Right model needed for super to address affordable housing

Industry funds are poised to invest up to $35 billion in unlisted property over the next decade provided that there is the right model in place with impetus from the federal government to partner with institutional investors and government guarantee, according to Industry Super Australia (ISA).
However, without meaningful and consistent government concession schemes that could boost returns from investments for private investors most affordable housing projects could be at risk to become unviable.
ISA’s commissioned report “The Super in the Economy” by Frontier Advisors found that there would be 671,000 affordable housing dwelling shortfall in the next decade which could become a new asset class, with returns not influenced by market peaks and throughs.
Additionally, if affordable housing longer-term leases could be backed by government guarantee, and given their typically low vacancy rates, they could deliver long-term returns largely immune to economic conditions.

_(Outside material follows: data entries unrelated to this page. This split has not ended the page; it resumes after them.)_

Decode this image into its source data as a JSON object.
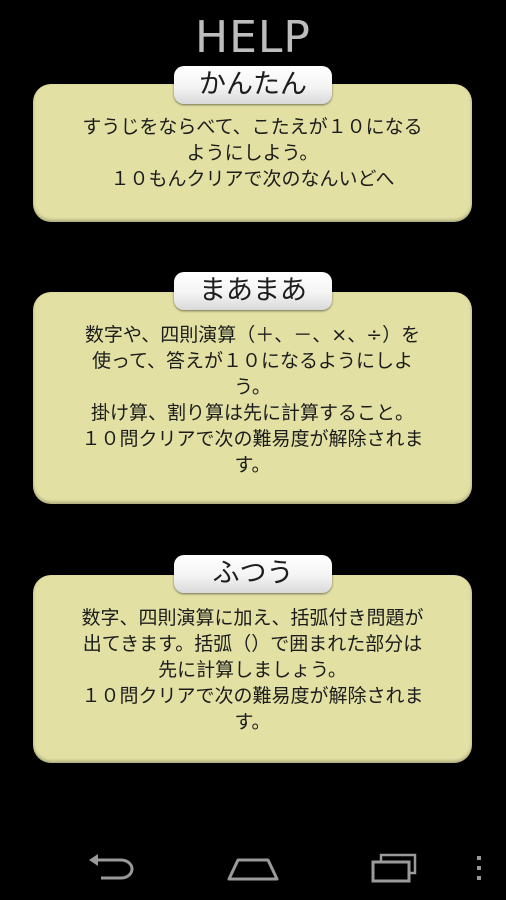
{
  "header": {
    "title": "HELP"
  },
  "sections": [
    {
      "tab": "かんたん",
      "text": "すうじをならべて、こたえが１０になる\nようにしよう。\n１０もんクリアで次のなんいどへ"
    },
    {
      "tab": "まあまあ",
      "text": "数字や、四則演算（＋、－、×、÷）を\n使って、答えが１０になるようにしよ\nう。\n掛け算、割り算は先に計算すること。\n１０問クリアで次の難易度が解除されま\nす。"
    },
    {
      "tab": "ふつう",
      "text": "数字、四則演算に加え、括弧付き問題が\n出てきます。括弧（）で囲まれた部分は\n先に計算しましょう。\n１０問クリアで次の難易度が解除されま\nす。"
    }
  ],
  "navbar": {
    "back": "back-icon",
    "home": "home-icon",
    "recents": "recents-icon",
    "menu": "overflow-menu-icon"
  },
  "colors": {
    "background": "#000000",
    "card": "#e2e0a3",
    "title": "#bdbdbd"
  }
}
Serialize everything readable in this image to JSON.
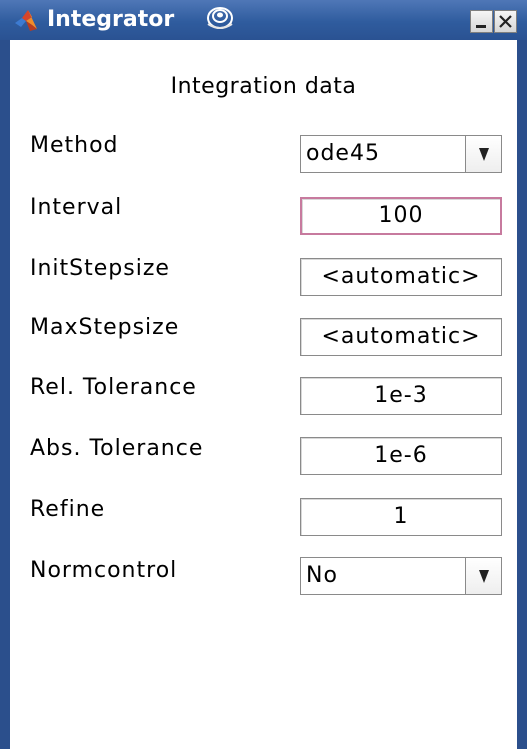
{
  "window": {
    "title": "Integrator",
    "icons": {
      "app": "matlab-icon",
      "rollup": "rollup-icon",
      "minimize": "minimize-icon",
      "close": "close-icon"
    },
    "colors": {
      "titlebar": "#2f5c9e",
      "frame": "#2b4f8c",
      "active_field_border": "#c77a9e"
    }
  },
  "panel": {
    "heading": "Integration data",
    "fields": {
      "method": {
        "label": "Method",
        "value": "ode45"
      },
      "interval": {
        "label": "Interval",
        "value": "100"
      },
      "initstep": {
        "label": "InitStepsize",
        "value": "<automatic>"
      },
      "maxstep": {
        "label": "MaxStepsize",
        "value": "<automatic>"
      },
      "reltol": {
        "label": "Rel. Tolerance",
        "value": "1e-3"
      },
      "abstol": {
        "label": "Abs. Tolerance",
        "value": "1e-6"
      },
      "refine": {
        "label": "Refine",
        "value": "1"
      },
      "normcontrol": {
        "label": "Normcontrol",
        "value": "No"
      }
    }
  }
}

However, in order to create the necessary pipeline of projects, Frontier recommended that the government should:
- Create clear planning requirements with a strong focus on incentivising greater density near public infrastructure and set affordable housing targets for local governments to meet
- stimulate the build-to-rent (BTR) market through incentives, streamlines planning, guarantees and reducing funding red tape
- encourage mixed tenure developments and build-to-rent-to-sell developments where investors can subsidise reduced rents through increases in capital values of the holdings
- audit publicly owned land for underutilised properties
- and encourage more public private partnerships with state governments
The report additionally highlighted that overseas institutional investors had found viable affordable housing projects to invest at scale, given that build-to-rent was practically non-existent in Australia but was 28% of the property sector in the US and 11% in Europe, and that their investments in Australia had been smaller and more fragmented.

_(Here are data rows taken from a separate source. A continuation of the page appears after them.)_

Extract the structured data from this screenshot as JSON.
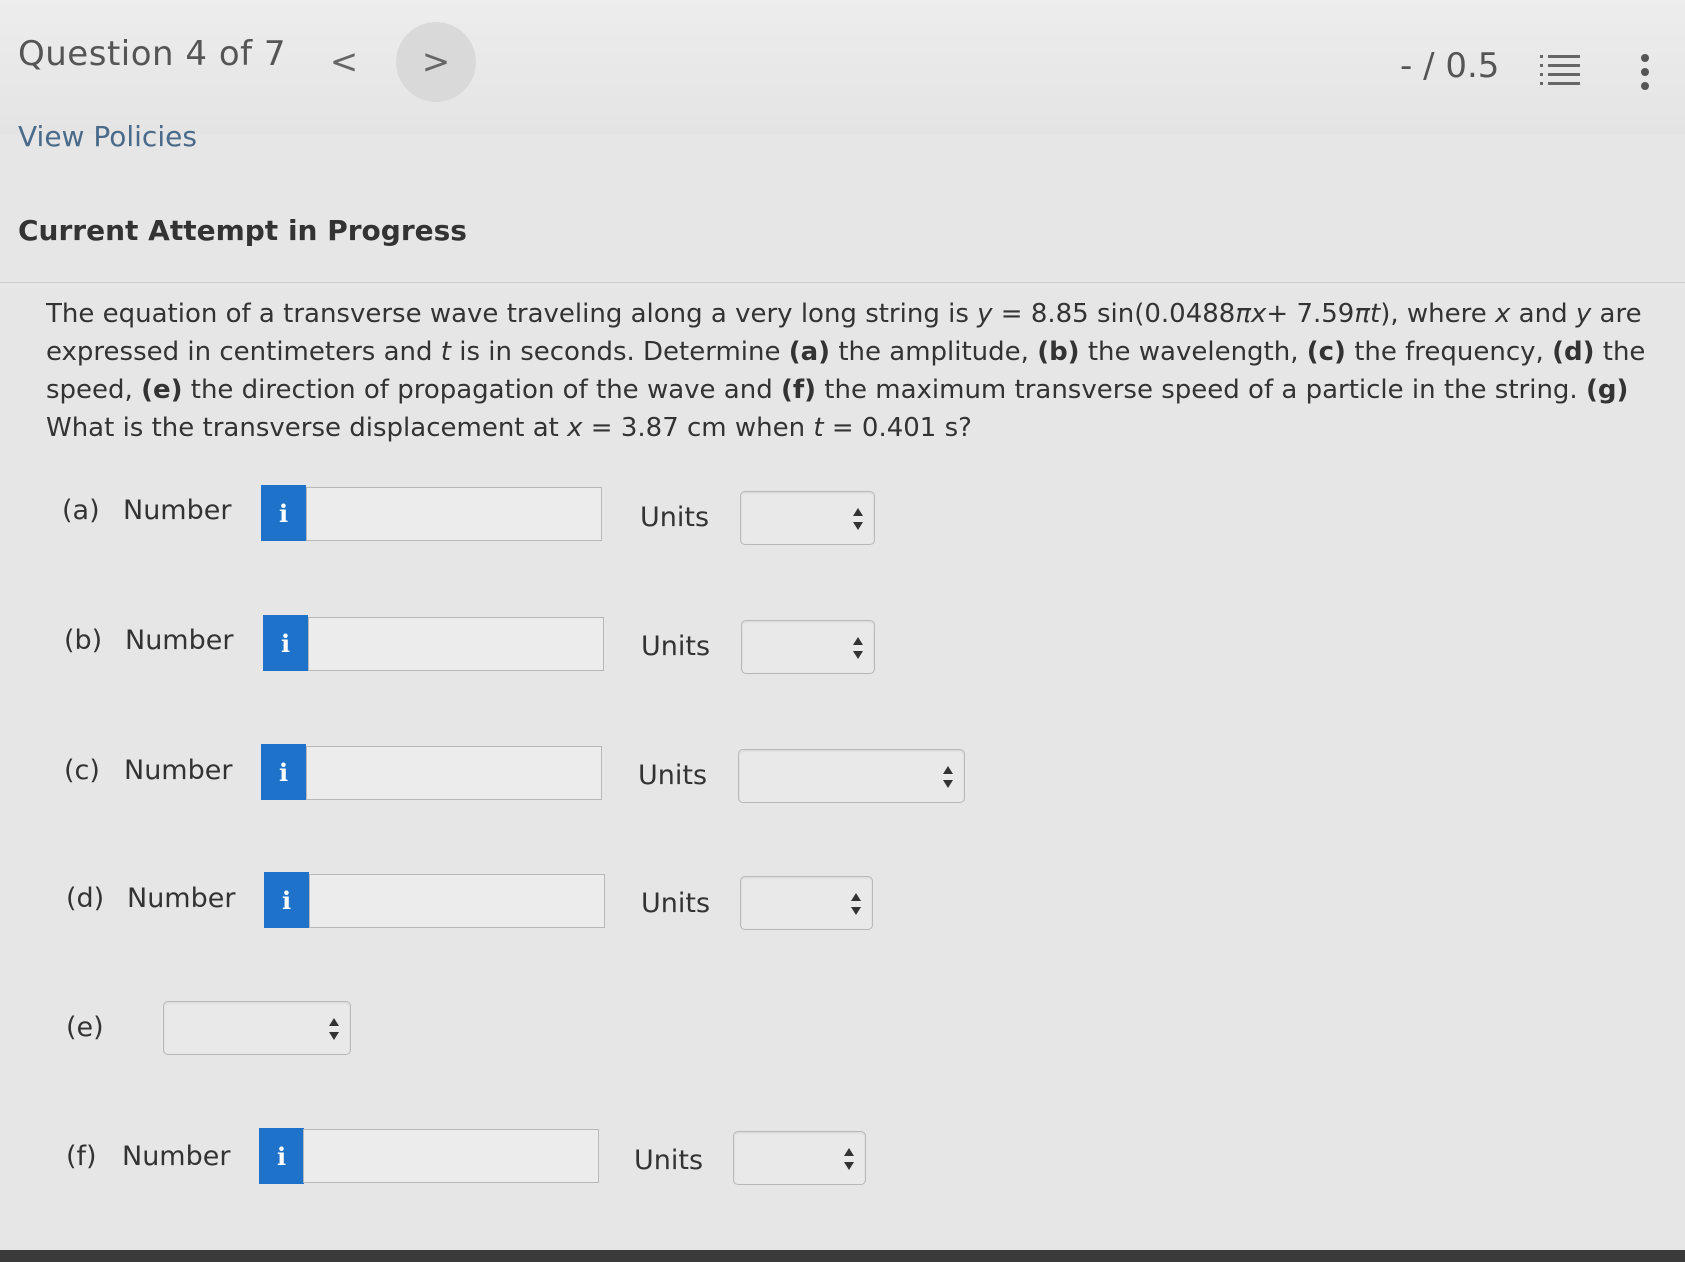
{
  "header": {
    "question_title": "Question 4 of 7",
    "prev_symbol": "<",
    "next_symbol": ">",
    "score": "- / 0.5"
  },
  "links": {
    "view_policies": "View Policies"
  },
  "status": {
    "attempt": "Current Attempt in Progress"
  },
  "question": {
    "s1": "The equation of a transverse wave traveling along a very long string is ",
    "y": "y",
    "s2": " = 8.85 sin(0.0488",
    "pi1": "πx",
    "s3": "+ 7.59",
    "pi2": "πt",
    "s4": "), where ",
    "x": "x",
    "s5": " and ",
    "y2": "y",
    "s6": " are expressed in centimeters and ",
    "t": "t",
    "s7": " is in seconds. Determine ",
    "a": "(a)",
    "s8": " the amplitude, ",
    "b": "(b)",
    "s9": " the wavelength, ",
    "c": "(c)",
    "s10": " the frequency, ",
    "d": "(d)",
    "s11": " the speed, ",
    "e": "(e)",
    "s12": " the direction of propagation of the wave and ",
    "f": "(f)",
    "s13": " the maximum transverse speed of a particle in the string. ",
    "g": "(g)",
    "s14": " What is the transverse displacement at ",
    "x2": "x",
    "s15": " = 3.87 cm when ",
    "t2": "t",
    "s16": " = 0.401 s?"
  },
  "parts": {
    "a": {
      "label": "(a)",
      "number_label": "Number",
      "info": "i",
      "value": "",
      "units_label": "Units",
      "units_selected": ""
    },
    "b": {
      "label": "(b)",
      "number_label": "Number",
      "info": "i",
      "value": "",
      "units_label": "Units",
      "units_selected": ""
    },
    "c": {
      "label": "(c)",
      "number_label": "Number",
      "info": "i",
      "value": "",
      "units_label": "Units",
      "units_selected": ""
    },
    "d": {
      "label": "(d)",
      "number_label": "Number",
      "info": "i",
      "value": "",
      "units_label": "Units",
      "units_selected": ""
    },
    "e": {
      "label": "(e)",
      "selected": ""
    },
    "f": {
      "label": "(f)",
      "number_label": "Number",
      "info": "i",
      "value": "",
      "units_label": "Units",
      "units_selected": ""
    }
  },
  "colors": {
    "info_button": "#1f72c9",
    "link": "#4a6a8a"
  }
}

Also, given the Federal Government’s recent announcement of a $15 billion National Reconstruction Fund, seeking co-investment with institutional investors, the report found that were three other areas where governments could further stimulate investments, including:
- Agriculture: Support improved data collection on farms, the supply chain and investor experience
- Technology: Support pre-seed and seed funding for hard technology companies and to help commercialise innovations that arise from universities and research institutes, potentially utilising a structure whereby private capital receives an initial preferred return
- Private markets: Review Your Future, Your Super benchmarks so it better measures member returns, the test focus on illiquid asset fees rather than returns makes projects less attractive.